How are counter-terrorist experts supposed to predict the behavior of radicals, and how can government agencies hope to counter radical messages, if they refuse to study and understand the unique concept of sharia? It’s not like the codes in any other major religious faith.

Islamic extremists usually promote themselves as enforcers of sharia, claiming to understand it better and interpret it more strictly than moderates (who the radicals often denounce as not merely wishy-washy, but apostates, more hated than infidels.)

Many of the radicals’ grievances against Western governments amount to violations of sharia, most famously the ban against insulting Mohammed, although many other complaints are sprinkled through extremist propaganda. By deliberately ignoring sharia’s unique nature and demanding tenets, our government is essentially giving radicals and terrorists a secret language they can use to communicate with potential recruits. The government also handicaps its ability to work productively with moderate Muslims, or even to identify who they are.

Frankly, the track record of the U.S. government picking out actual moderate Muslim groups to work with, post-9/11, is dismal. Officials are routinely suckered by dubious activists with unlovely overseas connections, in part because they treat Islamic law as a secret kingdom they dare not enter.
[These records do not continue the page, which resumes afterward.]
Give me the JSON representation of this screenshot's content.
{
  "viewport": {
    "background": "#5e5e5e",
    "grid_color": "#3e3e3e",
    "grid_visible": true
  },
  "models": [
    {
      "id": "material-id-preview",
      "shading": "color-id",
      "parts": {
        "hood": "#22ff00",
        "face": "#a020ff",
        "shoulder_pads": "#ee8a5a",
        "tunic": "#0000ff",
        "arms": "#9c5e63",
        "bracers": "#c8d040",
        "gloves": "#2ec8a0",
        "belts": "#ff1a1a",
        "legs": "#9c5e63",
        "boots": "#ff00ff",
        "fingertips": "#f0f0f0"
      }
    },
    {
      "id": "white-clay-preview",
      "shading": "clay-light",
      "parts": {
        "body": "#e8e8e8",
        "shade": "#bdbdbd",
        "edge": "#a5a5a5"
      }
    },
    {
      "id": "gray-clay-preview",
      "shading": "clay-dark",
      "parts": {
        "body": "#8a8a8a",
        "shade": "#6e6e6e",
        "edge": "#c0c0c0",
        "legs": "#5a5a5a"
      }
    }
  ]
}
Politicians who love to lecture Christians and Jews on what their faith “really means” are completely unwilling to study what the Koran and associated writings and actual Muslims actually say. Politicians prefer to assume that “moderate Islam” must be the exact opposite of whatever the extremists are saying.

But Islamic reality is much more Islamic than Americans really prefer, and until our politicians and officials acknowledge reality, they will continue to view “radicalization” as a sudden and inexplicable fall from “moderate Islam.”